Ann Coulter

Tiller bragged about performing 60,000 abortions, including abortions of viable babies, able to survive outside the mother's womb. He made millions of dollars performing late-term abortions so gruesome that only two other abortionists -- not a squeamish bunch -- in the entire country would perform them.

Kansas law allows late-term abortions only to save the mother's life or to prevent "irreversible physical damage" to the mother. But Tiller was more than happy to kill viable babies, provided the mothers: (1) forked over $5,000; and (2) mentioned "substantial and irreversible conditions," which, in Tiller's view, apparently included not being able to go to concerts or rodeos or being "temporarily depressed" on account of their pregnancies.
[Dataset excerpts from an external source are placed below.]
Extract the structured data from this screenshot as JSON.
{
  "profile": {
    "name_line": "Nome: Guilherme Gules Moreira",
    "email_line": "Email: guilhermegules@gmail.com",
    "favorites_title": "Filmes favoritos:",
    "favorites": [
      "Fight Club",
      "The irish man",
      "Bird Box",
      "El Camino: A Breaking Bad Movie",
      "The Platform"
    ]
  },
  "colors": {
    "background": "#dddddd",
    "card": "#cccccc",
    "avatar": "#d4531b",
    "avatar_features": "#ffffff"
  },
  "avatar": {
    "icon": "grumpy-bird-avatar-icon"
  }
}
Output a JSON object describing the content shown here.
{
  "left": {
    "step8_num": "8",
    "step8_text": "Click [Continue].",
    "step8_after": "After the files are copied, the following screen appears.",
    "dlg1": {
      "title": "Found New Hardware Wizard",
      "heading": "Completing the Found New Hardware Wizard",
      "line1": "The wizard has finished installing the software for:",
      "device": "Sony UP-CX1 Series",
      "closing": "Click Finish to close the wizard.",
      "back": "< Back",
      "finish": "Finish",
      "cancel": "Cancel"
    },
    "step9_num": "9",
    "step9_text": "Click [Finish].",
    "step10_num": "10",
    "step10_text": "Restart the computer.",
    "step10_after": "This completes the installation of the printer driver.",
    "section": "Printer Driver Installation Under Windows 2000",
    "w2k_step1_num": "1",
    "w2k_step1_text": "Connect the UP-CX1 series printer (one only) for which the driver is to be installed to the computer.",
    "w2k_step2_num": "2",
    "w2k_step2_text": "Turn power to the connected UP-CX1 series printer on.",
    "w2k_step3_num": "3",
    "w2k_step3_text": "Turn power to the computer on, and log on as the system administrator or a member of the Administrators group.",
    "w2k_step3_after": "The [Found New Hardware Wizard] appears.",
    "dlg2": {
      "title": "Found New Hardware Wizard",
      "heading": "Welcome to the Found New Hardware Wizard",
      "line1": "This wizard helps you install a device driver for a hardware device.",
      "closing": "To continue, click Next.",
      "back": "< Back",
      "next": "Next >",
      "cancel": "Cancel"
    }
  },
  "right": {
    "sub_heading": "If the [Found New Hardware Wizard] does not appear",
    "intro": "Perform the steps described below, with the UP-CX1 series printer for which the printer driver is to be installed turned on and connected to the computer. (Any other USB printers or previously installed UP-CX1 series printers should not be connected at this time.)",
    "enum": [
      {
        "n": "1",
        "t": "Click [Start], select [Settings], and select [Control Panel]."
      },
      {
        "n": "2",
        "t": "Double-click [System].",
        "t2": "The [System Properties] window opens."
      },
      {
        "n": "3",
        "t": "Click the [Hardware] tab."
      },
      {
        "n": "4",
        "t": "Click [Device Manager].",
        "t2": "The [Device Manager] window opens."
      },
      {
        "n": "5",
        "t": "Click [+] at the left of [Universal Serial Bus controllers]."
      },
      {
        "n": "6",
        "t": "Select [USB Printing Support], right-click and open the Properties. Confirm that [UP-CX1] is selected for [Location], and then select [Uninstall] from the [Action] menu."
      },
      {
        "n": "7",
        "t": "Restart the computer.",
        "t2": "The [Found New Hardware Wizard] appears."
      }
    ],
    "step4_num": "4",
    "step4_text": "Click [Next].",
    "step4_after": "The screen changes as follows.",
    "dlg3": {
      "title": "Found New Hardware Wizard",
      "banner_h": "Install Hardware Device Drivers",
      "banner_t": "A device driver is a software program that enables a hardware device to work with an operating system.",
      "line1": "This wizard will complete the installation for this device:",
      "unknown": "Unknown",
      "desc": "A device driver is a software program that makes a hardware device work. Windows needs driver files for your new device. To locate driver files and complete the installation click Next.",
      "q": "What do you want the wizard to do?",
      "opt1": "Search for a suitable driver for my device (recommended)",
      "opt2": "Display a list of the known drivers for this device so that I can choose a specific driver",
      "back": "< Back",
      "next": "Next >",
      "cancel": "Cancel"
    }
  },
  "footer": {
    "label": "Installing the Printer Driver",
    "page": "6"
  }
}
In return for blood money from Tiller's profitable abattoir, Democrats ran a political protection racket for the late-term abortionist.

In 1997, The Washington Post reported that Tiller attended one of Bill Clinton's White House coffees for major campaign contributors. In addition to a $25,000 donation to Clinton, Tiller wanted to thank him personally for 30 months of U.S. Marshals' protection paid for by the U.S. taxpayer.

Kansas Democrats who received hundreds of thousands of campaign dollars from Tiller repeatedly intervened to block any interference with Tiller's abortion mill.

Kathleen Sebelius, who was the governor of Kansas until Obama made her Health and Human Services Secretary, received hundreds of thousands of campaign dollars from Tiller. Sebelius vetoed one bill restricting late-term abortions and another one that would have required Tiller to turn over his records pertaining to "substantial and irreversible conditions" justifying his late-term abortions.

Kansas Attorney General Paul Morrison also got elected with the help of Tiller's blood money, replacing a Republican attorney general who was in the middle of an investigation of Tiller for various crimes including his failure to report statutory rapes, despite performing abortions on pregnant girls as young as 11.

But soon after Morrison replaced the Republican attorney general, the charges against Tiller were reduced and, in short order, he was acquitted of a few misdemeanors. In what is a not uncommon cost of doing business with Democrats, Morrison is now gone, having been forced to resign when his mistress charged him with sexual harassment and corruption.

Tiller was protected not only by a praetorian guard of elected Democrats, but also by the protective coloration of the Evangelical Lutheran Church in America -- coincidentally, the same church belonged to by Tiller's fellow Wichita executioner, the BTK killer.

The official Web page of the ELCA instructs: "A developing life in the womb does not have an absolute right to be born." As long as we're deciding who does and doesn't have an "absolute right to be born," who's to say late-term abortionists have an "absolute right" to live?

I wouldn't kill an abortionist myself, but I wouldn't want to impose my moral values on others. No one is for shooting abortionists. But how will criminalizing men making difficult, often tragic, decisions be an effective means of achieving the goal of reducing the shootings of abortionists?

Following the moral precepts of liberals, I believe the correct position is: If you don't believe in shooting abortionists, then don't shoot one.